ОГНЕННАЯ ПРОПАСТЬ МЕЖДУ ДВУМЯ МЕНТАЛЬНОСТЯМИ

Различие в образе "апокалипсиса" у российских и украинских фантастов.

Сначала несколько слов о цели и методологии исследования. Автор этих строк настолько в штатском, что даже вообще не литературовед. Исследование находится скорее в русле политологии, социальной психологии и той области социальной философии, которую открыли историки школы "Анналов". В частности, они плодотворно занимались изучением ментальностей разных обществ. В качестве рабочего определения этого понятия можно обозначить ментальность как совокупность ценностных и идеологических установок, не осознаваемых самими их носителями. Это то, что носителям представляется очевидным настолько, что не требует не только доказательств, но даже формулировок, даже вербализации, то, что просто не может быть иначе. Например, приверженцу шариата не только не нужно доказывать, что женщина принципиально ниже мужчины, но и совершенно необязательно произносить это вслух. Кстати, все знаменитые философы часто ставили под сомнение какие-нибудь такие самоочевидные вещи. Иногда их за это не любили.

Итак, будет анализироваться не картина тех обществ, которые изобразили фантасты, а картина общества, в котором живут сами фантасты. Кто-то из писателей, кажется, Александр Блок, заметил, что писатели как певчие птицы - подхватывают и поют те мелодии, что слышат вокруг. Он призывал "слушать революцию" и именно так написал свои поэмы "Двенадцать" и "Скифы". В этом смысле фантасты особенно ценны, недаром у психологов есть такой специальный тест - "Нарисуй любое фантастическое существо, проявив максимум фантазии". Испытуемый всегда рисует свой собственный психологический автопортрет.

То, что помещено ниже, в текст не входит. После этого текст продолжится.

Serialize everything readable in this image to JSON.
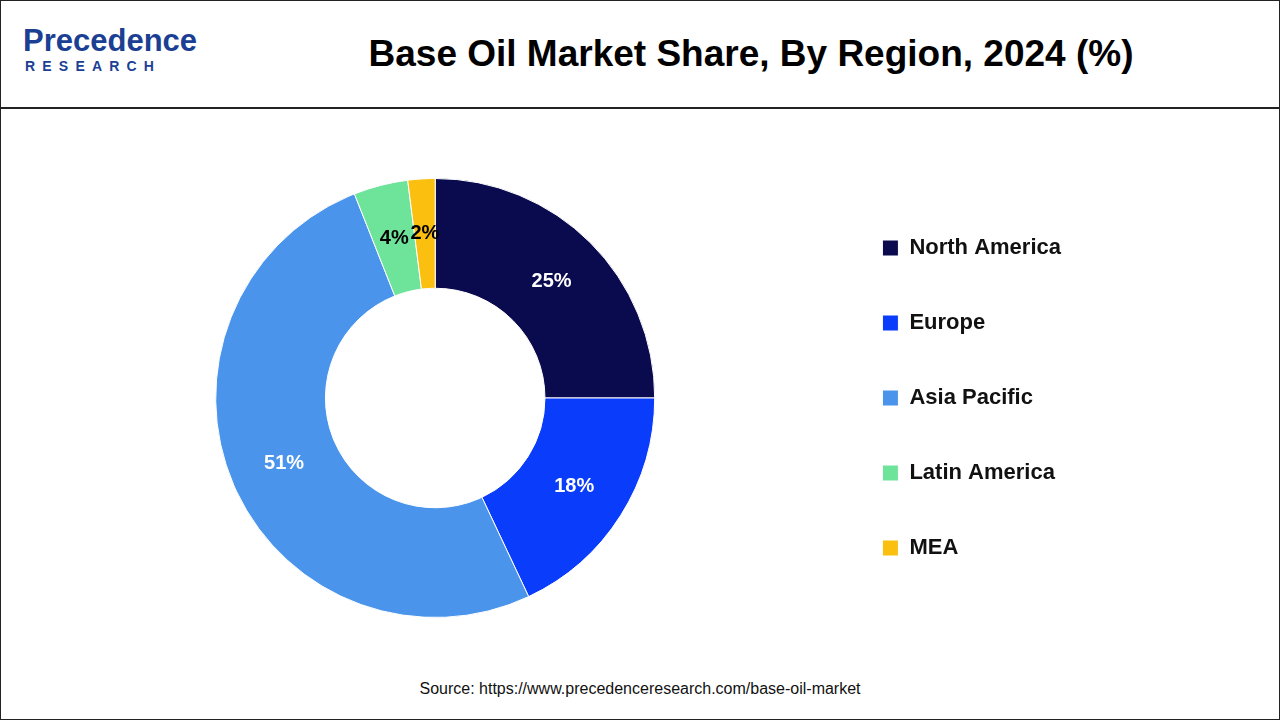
{
  "logo": {
    "name": "Precedence",
    "tagline": "RESEARCH"
  },
  "chart_data": {
    "type": "doughnut",
    "title": "Base Oil Market Share, By Region, 2024 (%)",
    "categories": [
      "North America",
      "Europe",
      "Asia Pacific",
      "Latin America",
      "MEA"
    ],
    "values": [
      25,
      18,
      51,
      4,
      2
    ],
    "value_labels": [
      "25%",
      "18%",
      "51%",
      "4%",
      "2%"
    ],
    "colors": [
      "#0a0a4f",
      "#0a3cfc",
      "#4a94ec",
      "#6ee39a",
      "#fbbf10"
    ],
    "data_labels": true,
    "legend": "right"
  },
  "source": "Source: https://www.precedenceresearch.com/base-oil-market"
}
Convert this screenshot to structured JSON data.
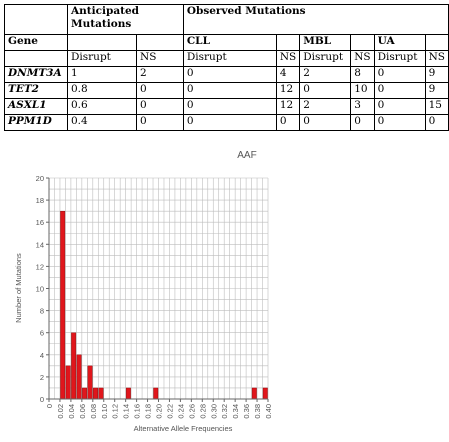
{
  "table": {
    "header1": {
      "anticipated": "Anticipated Mutations",
      "observed": "Observed Mutations"
    },
    "header2": {
      "gene": "Gene",
      "cll": "CLL",
      "mbl": "MBL",
      "ua": "UA"
    },
    "header3": {
      "disrupt_a": "Disrupt",
      "ns_a": "NS",
      "disrupt_cll": "Disrupt",
      "ns_cll": "NS",
      "disrupt_mbl": "Disrupt",
      "ns_mbl": "NS",
      "disrupt_ua": "Disrupt",
      "ns_ua": "NS"
    },
    "rows": [
      {
        "gene": "DNMT3A",
        "ant_disrupt": "1",
        "ant_ns": "2",
        "cll_disrupt": "0",
        "cll_ns": "4",
        "mbl_disrupt": "2",
        "mbl_ns": "8",
        "ua_disrupt": "0",
        "ua_ns": "9"
      },
      {
        "gene": "TET2",
        "ant_disrupt": "0.8",
        "ant_ns": "0",
        "cll_disrupt": "0",
        "cll_ns": "12",
        "mbl_disrupt": "0",
        "mbl_ns": "10",
        "ua_disrupt": "0",
        "ua_ns": "9"
      },
      {
        "gene": "ASXL1",
        "ant_disrupt": "0.6",
        "ant_ns": "0",
        "cll_disrupt": "0",
        "cll_ns": "12",
        "mbl_disrupt": "2",
        "mbl_ns": "3",
        "ua_disrupt": "0",
        "ua_ns": "15"
      },
      {
        "gene": "PPM1D",
        "ant_disrupt": "0.4",
        "ant_ns": "0",
        "cll_disrupt": "0",
        "cll_ns": "0",
        "mbl_disrupt": "0",
        "mbl_ns": "0",
        "ua_disrupt": "0",
        "ua_ns": "0"
      }
    ]
  },
  "chart_data": {
    "type": "bar",
    "title": "AAF",
    "xlabel": "Alternative Allele Frequencies",
    "ylabel": "Number of Mutations",
    "ylim": [
      0,
      20
    ],
    "yticks": [
      "0",
      "2",
      "4",
      "6",
      "8",
      "10",
      "12",
      "14",
      "16",
      "18",
      "20"
    ],
    "xlim": [
      0,
      0.4
    ],
    "xticks": [
      "0",
      "0.02",
      "0.04",
      "0.06",
      "0.08",
      "0.10",
      "0.12",
      "0.14",
      "0.16",
      "0.18",
      "0.20",
      "0.22",
      "0.24",
      "0.26",
      "0.28",
      "0.30",
      "0.32",
      "0.34",
      "0.36",
      "0.38",
      "0.40"
    ],
    "bin_width": 0.01,
    "bins": [
      {
        "x0": 0.02,
        "value": 17
      },
      {
        "x0": 0.03,
        "value": 3
      },
      {
        "x0": 0.04,
        "value": 6
      },
      {
        "x0": 0.05,
        "value": 4
      },
      {
        "x0": 0.06,
        "value": 1
      },
      {
        "x0": 0.07,
        "value": 3
      },
      {
        "x0": 0.08,
        "value": 1
      },
      {
        "x0": 0.09,
        "value": 1
      },
      {
        "x0": 0.14,
        "value": 1
      },
      {
        "x0": 0.19,
        "value": 1
      },
      {
        "x0": 0.37,
        "value": 1
      },
      {
        "x0": 0.39,
        "value": 1
      }
    ],
    "grid": true,
    "bar_color": "#e0161c",
    "bar_edge_color": "#7a0000",
    "grid_color": "#bdbdbd"
  }
}
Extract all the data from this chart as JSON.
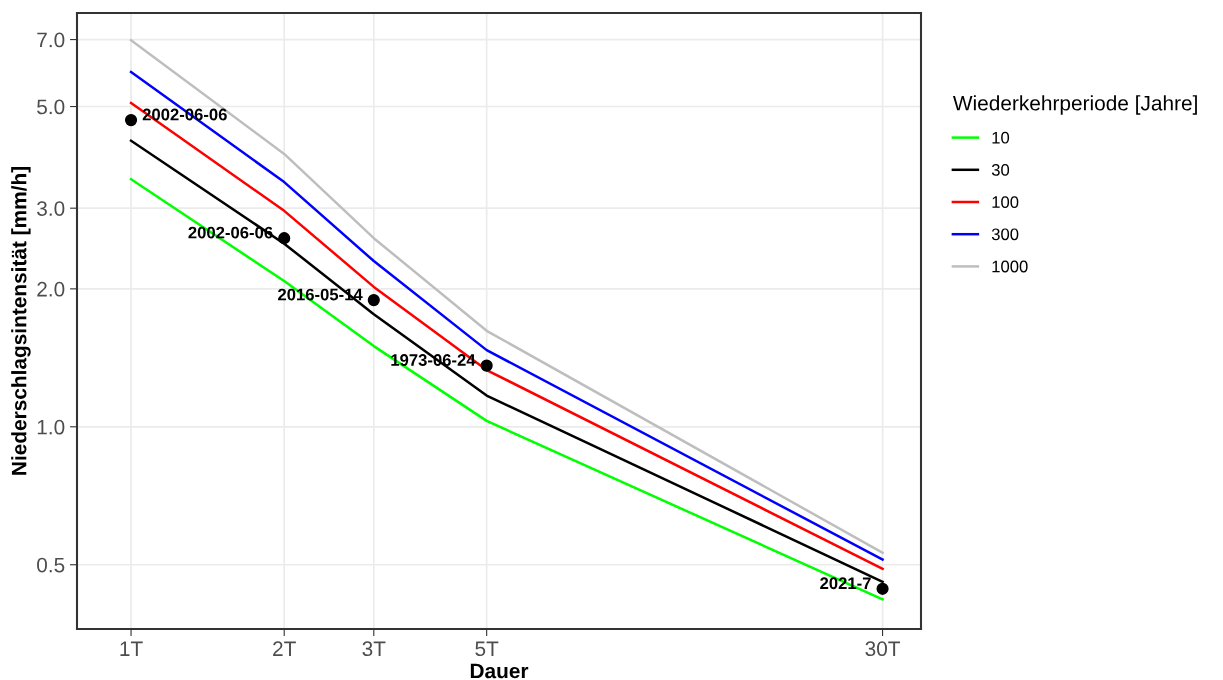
{
  "chart_data": {
    "type": "line",
    "xlabel": "Dauer",
    "ylabel": "Niederschlagsintensität [mm/h]",
    "legend_title": "Wiederkehrperiode [Jahre]",
    "log": "xy",
    "grid": true,
    "legend": "right",
    "line_style": "solid",
    "marker": "none",
    "x": [
      1,
      2,
      3,
      5,
      30
    ],
    "xlim": [
      0.783,
      35.7
    ],
    "xticks": [
      {
        "value": 1,
        "label": "1T"
      },
      {
        "value": 2,
        "label": "2T"
      },
      {
        "value": 3,
        "label": "3T"
      },
      {
        "value": 5,
        "label": "5T"
      },
      {
        "value": 30,
        "label": "30T"
      }
    ],
    "ylim": [
      0.362,
      8.0
    ],
    "yticks": [
      {
        "value": 0.5,
        "label": "0.5"
      },
      {
        "value": 1,
        "label": "1.0"
      },
      {
        "value": 2,
        "label": "2.0"
      },
      {
        "value": 3,
        "label": "3.0"
      },
      {
        "value": 5,
        "label": "5.0"
      },
      {
        "value": 7,
        "label": "7.0"
      }
    ],
    "series": [
      {
        "name": "10",
        "color": "#00ff00",
        "values": [
          3.47,
          2.08,
          1.5,
          1.03,
          0.42
        ]
      },
      {
        "name": "30",
        "color": "#000000",
        "values": [
          4.21,
          2.51,
          1.76,
          1.17,
          0.459
        ]
      },
      {
        "name": "100",
        "color": "#ff0000",
        "values": [
          5.09,
          2.96,
          2.02,
          1.33,
          0.49
        ]
      },
      {
        "name": "300",
        "color": "#0000ff",
        "values": [
          5.95,
          3.42,
          2.3,
          1.47,
          0.513
        ]
      },
      {
        "name": "1000",
        "color": "#bebebe",
        "values": [
          6.98,
          3.94,
          2.58,
          1.62,
          0.531
        ]
      },
      {
        "type": "scatter",
        "color": "#000000",
        "marker": "circle",
        "values": [
          4.67,
          2.58,
          1.89,
          1.36,
          0.443
        ]
      }
    ],
    "annotations": [
      {
        "text": "2002-06-06",
        "x": 1,
        "y": 4.67
      },
      {
        "text": "2002-06-06",
        "x": 2,
        "y": 2.58
      },
      {
        "text": "2016-05-14",
        "x": 3,
        "y": 1.89
      },
      {
        "text": "1973-06-24",
        "x": 5,
        "y": 1.36
      },
      {
        "text": "2021-7",
        "x": 30,
        "y": 0.443
      }
    ]
  }
}
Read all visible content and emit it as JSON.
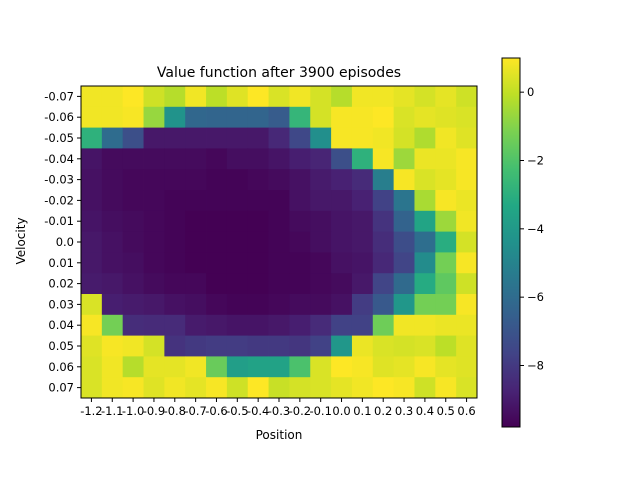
{
  "chart_data": {
    "type": "heatmap",
    "title": "Value function after 3900 episodes",
    "xlabel": "Position",
    "ylabel": "Velocity",
    "x_ticklabels": [
      "-1.2",
      "-1.1",
      "-1.0",
      "-0.9",
      "-0.8",
      "-0.7",
      "-0.6",
      "-0.5",
      "-0.4",
      "-0.3",
      "-0.2",
      "-0.1",
      "0.0",
      "0.1",
      "0.2",
      "0.3",
      "0.4",
      "0.5",
      "0.6"
    ],
    "y_ticklabels": [
      "-0.07",
      "-0.06",
      "-0.05",
      "-0.04",
      "-0.03",
      "-0.02",
      "-0.01",
      "0.0",
      "0.01",
      "0.02",
      "0.03",
      "0.04",
      "0.05",
      "0.06",
      "0.07"
    ],
    "colorbar": {
      "colormap": "viridis",
      "vmin": -9.8,
      "vmax": 1.0,
      "ticks": [
        0,
        -2,
        -4,
        -6,
        -8
      ]
    },
    "values": [
      [
        0.8,
        0.8,
        1.0,
        0.2,
        -0.2,
        0.8,
        -0.1,
        0.5,
        1.0,
        0.4,
        0.8,
        0.3,
        -0.2,
        0.8,
        0.8,
        0.6,
        0.3,
        0.6,
        0.2
      ],
      [
        0.8,
        0.8,
        0.9,
        -0.7,
        -4.3,
        -6.2,
        -6.3,
        -6.3,
        -6.3,
        -6.7,
        -2.7,
        0.3,
        0.9,
        0.9,
        1.0,
        0.4,
        0.6,
        0.5,
        0.4
      ],
      [
        -2.9,
        -6.0,
        -7.2,
        -9.1,
        -9.1,
        -9.1,
        -9.1,
        -9.1,
        -9.1,
        -8.6,
        -7.5,
        -4.5,
        0.9,
        0.9,
        0.8,
        0.3,
        -0.3,
        0.8,
        0.5
      ],
      [
        -9.2,
        -9.5,
        -9.5,
        -9.5,
        -9.5,
        -9.5,
        -9.6,
        -9.4,
        -9.4,
        -9.2,
        -8.9,
        -8.7,
        -7.2,
        -2.9,
        0.9,
        -0.6,
        0.7,
        0.7,
        0.9
      ],
      [
        -9.3,
        -9.5,
        -9.6,
        -9.6,
        -9.6,
        -9.6,
        -9.7,
        -9.7,
        -9.6,
        -9.5,
        -9.3,
        -9.0,
        -8.8,
        -8.5,
        -5.2,
        0.9,
        0.4,
        0.6,
        0.9
      ],
      [
        -9.3,
        -9.5,
        -9.6,
        -9.6,
        -9.7,
        -9.7,
        -9.7,
        -9.7,
        -9.7,
        -9.7,
        -9.3,
        -9.1,
        -9.1,
        -8.8,
        -7.7,
        -5.6,
        -0.4,
        0.9,
        0.7
      ],
      [
        -9.2,
        -9.4,
        -9.5,
        -9.6,
        -9.7,
        -9.8,
        -9.8,
        -9.8,
        -9.8,
        -9.7,
        -9.5,
        -9.4,
        -9.2,
        -9.1,
        -8.2,
        -6.4,
        -3.5,
        -0.6,
        0.8
      ],
      [
        -9.1,
        -9.3,
        -9.5,
        -9.6,
        -9.7,
        -9.8,
        -9.8,
        -9.8,
        -9.8,
        -9.7,
        -9.6,
        -9.4,
        -9.2,
        -9.1,
        -8.4,
        -7.3,
        -5.9,
        -3.1,
        0.3
      ],
      [
        -9.1,
        -9.3,
        -9.4,
        -9.6,
        -9.7,
        -9.8,
        -9.8,
        -9.8,
        -9.8,
        -9.7,
        -9.7,
        -9.6,
        -9.3,
        -9.2,
        -8.6,
        -7.6,
        -4.6,
        -1.3,
        0.9
      ],
      [
        -9.0,
        -9.1,
        -9.3,
        -9.5,
        -9.6,
        -9.6,
        -9.8,
        -9.8,
        -9.8,
        -9.7,
        -9.7,
        -9.6,
        -9.5,
        -9.1,
        -7.6,
        -6.1,
        -3.2,
        -1.7,
        0.2
      ],
      [
        0.4,
        -8.9,
        -9.0,
        -9.1,
        -9.3,
        -9.4,
        -9.6,
        -9.7,
        -9.7,
        -9.6,
        -9.5,
        -9.5,
        -9.3,
        -7.9,
        -6.8,
        -4.1,
        -1.3,
        -1.3,
        0.9
      ],
      [
        0.9,
        -1.3,
        -8.4,
        -8.5,
        -8.5,
        -9.0,
        -9.1,
        -9.2,
        -9.2,
        -9.1,
        -8.9,
        -8.5,
        -7.7,
        -7.7,
        -1.4,
        0.8,
        0.8,
        0.7,
        0.7
      ],
      [
        0.5,
        0.9,
        0.8,
        0.3,
        -8.2,
        -8.0,
        -7.9,
        -7.9,
        -8.0,
        -8.0,
        -8.1,
        -7.7,
        -4.1,
        0.7,
        0.4,
        0.3,
        0.4,
        -0.1,
        0.5
      ],
      [
        0.4,
        0.8,
        -0.2,
        0.6,
        0.6,
        0.8,
        -1.5,
        -3.8,
        -3.6,
        -3.6,
        -2.1,
        0.4,
        1.0,
        0.9,
        0.5,
        0.6,
        0.9,
        0.6,
        0.5
      ],
      [
        0.4,
        0.8,
        0.9,
        0.5,
        0.8,
        0.6,
        0.9,
        0.2,
        1.0,
        0.1,
        0.3,
        0.4,
        0.6,
        0.8,
        1.0,
        0.9,
        0.2,
        0.9,
        0.4
      ]
    ]
  }
}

При этом автор пребывает в уверенности, что ценность изображенных картин будущего как социальных прогнозов строго равна нулю. Иначе говоря, если прогнозы технологических достижений будущего часто бывают удачны, то прогнозы социального развития - никогда. Автор готов тут же отказаться от своих слов, если ему приведут пример хотя бы одного сбывшегося социального прогноза писателя-фантаста. В жизни все происходит не только принципиально не так, как в романах, но и всегда принципиально фантастичнее.

В этом смысле образы различных апокалипсисов, то бишь "концов света", в постсоветской фантастике есть прежде всего отражение в сознании конца социализма и распада СССР. Всякое искусство есть прежде всего передача эмоций. Главный тезис автора: при описании эмоций конца привычного нам советского мира и начала мира нового российские и украинские авторы обнаруживают разную и даже диаметрально противоположную ментальность ментальность.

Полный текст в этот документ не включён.